Vesfjord (Folenberg, pop. 228,000) sits on the northern edge of Folenberg and serves as the primary ferry hub connecting the northeastern island chain to the mainland. Its identity is defined by transit — boats arriving and departing, islanders passing through, goods moving in both directions — giving it a cosmopolitan energy somewhat surprising for its latitude and size. The ferry terminal is the largest structure in the city and operates around the clock regardless of weather.
Gøsmund (Auplandet, pop. 180,000) sits at the head of the largest fjord inlet on the northwestern peninsula and functions as the regional capital of Calveth's most geographically dramatic Landskomme. A fishing and maritime services hub since the pre-kingdom period, Gøsmund has the character of a city that has always looked outward to the sea rather than inward to the mainland, its waterfront lined with working boats alongside the regional government buildings and a university known for its marine science faculty.
Morstaad (Borastadt, pop. 107,000) is the principal settlement on Auhauskaan Island, the larger of the two Borastadt islands, whose interior upland terrain has historically supported extensive sheep farming and the self-sufficient culture of communities that managed long winters with limited mainland contact. Like the rest of Auhauskaan Island, Morstaad is uniquely culturally Auhausk, though with more Calvethian cultural influence than the island's surrounding rural areas.
Temdornet (Cöusheim, pop. 94,000) is an agricultural market town on the southern plains of Cöusheim, its economy organized around the processing and distribution of the region's considerable farming output. Temdornet has the unhurried character of a place whose function is clear and whose residents have been performing it for several centuries without significant interruption. The weekly market remains the social center of town in a way that has largely disappeared from more urbanized Calvethian cities.
Wilmonstaad (Cöusheim, pop. 82,000) is a border trade community in the southern reaches of Cöusheim, its mixed Calvethian and Ostmark heritage visible in the street names, the architecture, and the menus of its restaurants. Wilmonstaad exists because the border passes through a commercially convenient river crossing, and it has been making practical use of that geography for the better part of eight hundred years.
Vosje (Auplandet, pop. 64,000) is a fishing community on the northwestern peninsula whose economy and culture have changed less in the past century than almost any comparable Calvethian settlement. The exposed coastline that makes Vosje's location challenging is also the source of some of the richest fishing grounds in northern Meridia, and the community's relationship to those grounds — practical, respectful, and entirely unsentimental — defines its character.
Lauhaagen (Borastadt, pop. 58,000) on Felke Island is the center of Calveth's traditional boat building industry, its workshops and dry docks producing everything from working fishing vessels to the high-end sailing craft that Calvethian leisure culture demands in considerable quantity.

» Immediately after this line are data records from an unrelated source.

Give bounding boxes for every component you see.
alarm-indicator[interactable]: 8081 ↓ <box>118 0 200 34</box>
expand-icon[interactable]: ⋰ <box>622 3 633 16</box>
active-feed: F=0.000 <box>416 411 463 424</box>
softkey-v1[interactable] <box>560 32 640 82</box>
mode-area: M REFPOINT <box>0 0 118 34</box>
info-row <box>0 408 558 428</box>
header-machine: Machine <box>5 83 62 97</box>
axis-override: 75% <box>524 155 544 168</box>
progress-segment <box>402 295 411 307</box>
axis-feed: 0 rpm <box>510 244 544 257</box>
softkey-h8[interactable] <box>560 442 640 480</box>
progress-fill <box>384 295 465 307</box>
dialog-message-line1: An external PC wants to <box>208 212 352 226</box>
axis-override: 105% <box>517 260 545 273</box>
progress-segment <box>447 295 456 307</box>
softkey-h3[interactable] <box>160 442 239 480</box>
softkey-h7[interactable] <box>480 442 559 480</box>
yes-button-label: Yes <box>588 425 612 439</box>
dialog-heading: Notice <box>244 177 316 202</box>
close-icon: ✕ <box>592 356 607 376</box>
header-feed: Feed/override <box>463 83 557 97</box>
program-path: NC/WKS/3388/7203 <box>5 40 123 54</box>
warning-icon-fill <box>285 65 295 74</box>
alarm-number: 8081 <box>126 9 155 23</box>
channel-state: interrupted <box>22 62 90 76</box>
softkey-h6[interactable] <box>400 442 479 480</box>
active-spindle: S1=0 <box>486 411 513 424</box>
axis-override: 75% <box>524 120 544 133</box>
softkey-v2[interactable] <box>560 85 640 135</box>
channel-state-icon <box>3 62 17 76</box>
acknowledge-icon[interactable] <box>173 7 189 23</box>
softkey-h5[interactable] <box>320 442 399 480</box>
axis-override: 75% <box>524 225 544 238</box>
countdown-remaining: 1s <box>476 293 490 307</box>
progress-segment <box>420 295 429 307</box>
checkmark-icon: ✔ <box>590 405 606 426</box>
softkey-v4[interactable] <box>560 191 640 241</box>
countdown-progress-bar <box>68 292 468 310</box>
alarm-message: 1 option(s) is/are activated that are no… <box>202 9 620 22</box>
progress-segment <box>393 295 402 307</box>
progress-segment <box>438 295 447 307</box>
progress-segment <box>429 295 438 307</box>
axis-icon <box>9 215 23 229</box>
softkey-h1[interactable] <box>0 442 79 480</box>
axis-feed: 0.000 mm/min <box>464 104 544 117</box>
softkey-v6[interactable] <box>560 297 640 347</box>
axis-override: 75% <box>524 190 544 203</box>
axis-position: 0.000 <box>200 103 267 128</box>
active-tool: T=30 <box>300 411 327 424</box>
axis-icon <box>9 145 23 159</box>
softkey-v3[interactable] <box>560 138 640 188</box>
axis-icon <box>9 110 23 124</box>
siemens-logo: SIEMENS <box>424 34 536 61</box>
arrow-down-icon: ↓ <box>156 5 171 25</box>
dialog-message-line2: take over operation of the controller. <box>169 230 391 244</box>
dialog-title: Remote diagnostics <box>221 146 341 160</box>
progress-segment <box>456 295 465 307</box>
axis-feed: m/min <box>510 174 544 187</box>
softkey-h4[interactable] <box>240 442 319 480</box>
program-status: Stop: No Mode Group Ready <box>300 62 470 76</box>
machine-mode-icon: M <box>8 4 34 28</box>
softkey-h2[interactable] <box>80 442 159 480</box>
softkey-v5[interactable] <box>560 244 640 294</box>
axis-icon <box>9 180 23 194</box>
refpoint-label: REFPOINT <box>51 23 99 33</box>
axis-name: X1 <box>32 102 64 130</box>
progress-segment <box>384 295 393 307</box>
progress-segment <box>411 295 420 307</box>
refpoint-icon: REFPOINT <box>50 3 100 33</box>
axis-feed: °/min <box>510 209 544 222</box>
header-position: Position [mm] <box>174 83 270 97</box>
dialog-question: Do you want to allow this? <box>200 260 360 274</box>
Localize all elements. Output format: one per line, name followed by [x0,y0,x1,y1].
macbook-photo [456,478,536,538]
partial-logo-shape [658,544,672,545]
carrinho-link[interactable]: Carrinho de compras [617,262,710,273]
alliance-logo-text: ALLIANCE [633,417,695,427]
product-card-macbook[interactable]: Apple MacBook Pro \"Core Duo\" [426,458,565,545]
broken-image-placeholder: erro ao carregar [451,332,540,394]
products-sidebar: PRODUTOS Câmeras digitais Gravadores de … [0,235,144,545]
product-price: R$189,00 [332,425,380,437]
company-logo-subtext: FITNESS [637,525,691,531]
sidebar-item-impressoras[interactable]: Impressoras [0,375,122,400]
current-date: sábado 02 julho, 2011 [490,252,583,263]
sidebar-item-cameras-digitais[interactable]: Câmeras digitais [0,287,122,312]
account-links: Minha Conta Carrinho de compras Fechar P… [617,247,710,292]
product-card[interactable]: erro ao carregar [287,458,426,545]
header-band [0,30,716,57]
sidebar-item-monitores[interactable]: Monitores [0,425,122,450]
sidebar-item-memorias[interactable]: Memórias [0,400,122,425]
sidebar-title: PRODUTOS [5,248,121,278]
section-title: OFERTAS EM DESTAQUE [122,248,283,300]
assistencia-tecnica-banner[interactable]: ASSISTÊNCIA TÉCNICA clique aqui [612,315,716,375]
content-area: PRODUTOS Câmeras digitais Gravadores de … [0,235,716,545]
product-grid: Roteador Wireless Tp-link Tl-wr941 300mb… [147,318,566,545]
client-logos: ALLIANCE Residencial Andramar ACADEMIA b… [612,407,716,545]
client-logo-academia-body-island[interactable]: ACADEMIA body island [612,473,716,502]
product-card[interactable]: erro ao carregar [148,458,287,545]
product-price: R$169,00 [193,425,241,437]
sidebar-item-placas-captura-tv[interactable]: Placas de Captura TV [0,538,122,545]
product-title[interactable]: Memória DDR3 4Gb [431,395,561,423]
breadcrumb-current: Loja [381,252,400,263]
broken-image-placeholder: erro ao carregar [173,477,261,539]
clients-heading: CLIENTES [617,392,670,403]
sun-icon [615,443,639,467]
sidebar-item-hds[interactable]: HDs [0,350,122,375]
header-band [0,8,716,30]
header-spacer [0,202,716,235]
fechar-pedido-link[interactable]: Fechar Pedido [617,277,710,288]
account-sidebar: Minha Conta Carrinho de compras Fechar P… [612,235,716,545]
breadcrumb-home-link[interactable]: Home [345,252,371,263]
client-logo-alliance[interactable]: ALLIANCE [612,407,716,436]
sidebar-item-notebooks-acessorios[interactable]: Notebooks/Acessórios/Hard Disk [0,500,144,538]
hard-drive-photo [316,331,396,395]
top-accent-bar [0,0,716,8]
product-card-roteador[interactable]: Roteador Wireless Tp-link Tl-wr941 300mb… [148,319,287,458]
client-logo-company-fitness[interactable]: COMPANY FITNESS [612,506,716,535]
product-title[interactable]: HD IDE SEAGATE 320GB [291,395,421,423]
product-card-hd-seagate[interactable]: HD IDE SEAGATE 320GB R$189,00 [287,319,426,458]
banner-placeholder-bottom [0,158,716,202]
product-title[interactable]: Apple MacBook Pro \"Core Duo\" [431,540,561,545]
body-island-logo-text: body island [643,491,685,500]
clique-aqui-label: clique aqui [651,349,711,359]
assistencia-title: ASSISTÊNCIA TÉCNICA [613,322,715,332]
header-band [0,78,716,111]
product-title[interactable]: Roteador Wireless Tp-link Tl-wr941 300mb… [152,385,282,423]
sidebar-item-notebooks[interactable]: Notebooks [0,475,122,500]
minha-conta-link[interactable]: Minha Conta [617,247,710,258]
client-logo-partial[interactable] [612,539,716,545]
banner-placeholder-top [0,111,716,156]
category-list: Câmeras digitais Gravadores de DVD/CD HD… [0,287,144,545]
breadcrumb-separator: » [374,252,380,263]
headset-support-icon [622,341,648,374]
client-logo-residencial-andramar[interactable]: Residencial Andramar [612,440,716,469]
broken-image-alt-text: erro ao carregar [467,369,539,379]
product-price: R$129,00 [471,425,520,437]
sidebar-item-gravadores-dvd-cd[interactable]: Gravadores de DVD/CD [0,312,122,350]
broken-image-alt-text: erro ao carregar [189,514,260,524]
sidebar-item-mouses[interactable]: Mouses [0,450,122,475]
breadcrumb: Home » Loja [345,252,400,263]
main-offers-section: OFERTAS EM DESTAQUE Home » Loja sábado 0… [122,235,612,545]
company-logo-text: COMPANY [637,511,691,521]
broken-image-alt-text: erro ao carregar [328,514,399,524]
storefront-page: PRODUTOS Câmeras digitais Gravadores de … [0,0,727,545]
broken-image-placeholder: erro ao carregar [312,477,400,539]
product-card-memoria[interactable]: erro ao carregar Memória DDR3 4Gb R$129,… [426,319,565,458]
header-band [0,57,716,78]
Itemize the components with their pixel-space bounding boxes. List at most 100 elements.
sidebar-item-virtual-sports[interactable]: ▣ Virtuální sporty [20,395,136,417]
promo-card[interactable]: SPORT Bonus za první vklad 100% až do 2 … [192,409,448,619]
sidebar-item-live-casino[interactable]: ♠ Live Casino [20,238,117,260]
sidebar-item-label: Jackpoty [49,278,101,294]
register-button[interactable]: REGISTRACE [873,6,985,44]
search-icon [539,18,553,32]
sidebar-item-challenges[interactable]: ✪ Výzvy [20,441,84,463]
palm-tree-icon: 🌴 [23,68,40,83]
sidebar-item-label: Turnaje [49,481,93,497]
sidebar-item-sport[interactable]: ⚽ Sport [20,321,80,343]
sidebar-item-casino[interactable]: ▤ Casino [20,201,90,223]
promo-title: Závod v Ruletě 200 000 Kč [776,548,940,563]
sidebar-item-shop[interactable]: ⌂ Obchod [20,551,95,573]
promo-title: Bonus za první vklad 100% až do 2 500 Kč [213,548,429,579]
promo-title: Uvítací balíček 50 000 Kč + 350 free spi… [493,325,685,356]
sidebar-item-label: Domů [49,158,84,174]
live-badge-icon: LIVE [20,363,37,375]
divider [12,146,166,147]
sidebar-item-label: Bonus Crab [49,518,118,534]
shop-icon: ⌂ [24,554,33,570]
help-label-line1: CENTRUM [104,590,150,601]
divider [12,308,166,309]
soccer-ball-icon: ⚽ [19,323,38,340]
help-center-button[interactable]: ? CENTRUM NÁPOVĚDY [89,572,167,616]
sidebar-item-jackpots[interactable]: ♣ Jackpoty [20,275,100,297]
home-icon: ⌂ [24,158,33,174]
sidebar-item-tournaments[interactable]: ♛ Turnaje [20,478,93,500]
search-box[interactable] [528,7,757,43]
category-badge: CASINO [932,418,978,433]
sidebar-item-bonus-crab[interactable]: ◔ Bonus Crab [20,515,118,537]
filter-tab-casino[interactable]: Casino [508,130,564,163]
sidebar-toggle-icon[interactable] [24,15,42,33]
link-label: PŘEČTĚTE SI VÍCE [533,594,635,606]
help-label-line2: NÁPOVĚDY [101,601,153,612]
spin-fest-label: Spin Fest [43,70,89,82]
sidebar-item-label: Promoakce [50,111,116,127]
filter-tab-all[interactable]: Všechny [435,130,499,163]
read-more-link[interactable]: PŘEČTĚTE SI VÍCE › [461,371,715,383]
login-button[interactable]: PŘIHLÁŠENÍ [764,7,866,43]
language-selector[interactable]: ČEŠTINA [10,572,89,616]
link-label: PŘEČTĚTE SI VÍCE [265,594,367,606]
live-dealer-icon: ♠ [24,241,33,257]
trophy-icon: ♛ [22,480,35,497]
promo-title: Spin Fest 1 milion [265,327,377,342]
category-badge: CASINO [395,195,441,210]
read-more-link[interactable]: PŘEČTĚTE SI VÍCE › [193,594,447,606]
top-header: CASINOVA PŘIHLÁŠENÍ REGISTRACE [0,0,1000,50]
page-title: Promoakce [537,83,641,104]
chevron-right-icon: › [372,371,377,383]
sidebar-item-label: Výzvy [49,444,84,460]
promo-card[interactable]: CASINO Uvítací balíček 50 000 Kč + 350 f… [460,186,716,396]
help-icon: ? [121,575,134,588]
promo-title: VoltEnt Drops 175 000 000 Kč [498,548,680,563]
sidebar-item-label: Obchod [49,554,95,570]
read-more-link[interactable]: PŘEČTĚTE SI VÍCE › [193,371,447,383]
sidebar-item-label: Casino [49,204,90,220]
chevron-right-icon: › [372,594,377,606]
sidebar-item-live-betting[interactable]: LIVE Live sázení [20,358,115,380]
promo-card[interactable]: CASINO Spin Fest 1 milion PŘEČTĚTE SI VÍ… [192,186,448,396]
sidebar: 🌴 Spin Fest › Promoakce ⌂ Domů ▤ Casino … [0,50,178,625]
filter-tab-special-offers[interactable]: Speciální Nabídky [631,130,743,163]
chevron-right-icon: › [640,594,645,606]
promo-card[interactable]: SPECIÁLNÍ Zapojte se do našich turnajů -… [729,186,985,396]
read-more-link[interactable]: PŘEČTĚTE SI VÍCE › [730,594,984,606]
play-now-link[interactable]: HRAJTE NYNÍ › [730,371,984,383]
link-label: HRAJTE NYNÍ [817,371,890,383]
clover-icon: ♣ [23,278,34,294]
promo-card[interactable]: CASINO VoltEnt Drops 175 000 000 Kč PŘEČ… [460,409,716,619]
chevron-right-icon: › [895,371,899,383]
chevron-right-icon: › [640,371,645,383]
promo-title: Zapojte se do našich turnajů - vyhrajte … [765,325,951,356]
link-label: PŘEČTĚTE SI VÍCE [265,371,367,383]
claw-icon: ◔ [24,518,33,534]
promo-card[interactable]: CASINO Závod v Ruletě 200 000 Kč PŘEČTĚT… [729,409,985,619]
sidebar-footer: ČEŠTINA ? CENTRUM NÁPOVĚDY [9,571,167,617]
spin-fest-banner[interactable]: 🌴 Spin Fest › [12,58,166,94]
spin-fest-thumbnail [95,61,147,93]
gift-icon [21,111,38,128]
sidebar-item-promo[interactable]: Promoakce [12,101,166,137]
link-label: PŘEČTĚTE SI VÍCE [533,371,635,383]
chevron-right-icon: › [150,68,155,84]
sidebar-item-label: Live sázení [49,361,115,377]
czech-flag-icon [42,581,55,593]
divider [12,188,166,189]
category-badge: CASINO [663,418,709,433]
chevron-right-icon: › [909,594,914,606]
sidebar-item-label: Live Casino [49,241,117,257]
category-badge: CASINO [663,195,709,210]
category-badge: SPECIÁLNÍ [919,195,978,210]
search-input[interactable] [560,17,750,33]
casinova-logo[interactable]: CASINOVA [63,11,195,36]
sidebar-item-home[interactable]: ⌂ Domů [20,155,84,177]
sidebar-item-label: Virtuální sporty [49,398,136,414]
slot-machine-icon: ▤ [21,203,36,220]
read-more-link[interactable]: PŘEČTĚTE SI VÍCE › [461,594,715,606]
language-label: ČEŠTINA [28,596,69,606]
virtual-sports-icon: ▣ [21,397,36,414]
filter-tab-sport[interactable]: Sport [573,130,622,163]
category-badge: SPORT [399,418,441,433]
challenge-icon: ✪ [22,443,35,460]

The craft tradition here is old enough that apprenticeship structures and family dynasties of builders still operate alongside the more modern commercial yards.
Korving (Auplandet, pop. 44,000) is the northernmost significant settlement in Calveth, positioned on the outermost of the northeastern island chain and exposed to weather that makes Kolvanstaad's winters seem temperate. Korving's existence is a function of the fishing grounds that surround it and the strategic position it has historically provided — the islands here were fortified during the medieval period and the old defensive works are the town's principal tourist attraction.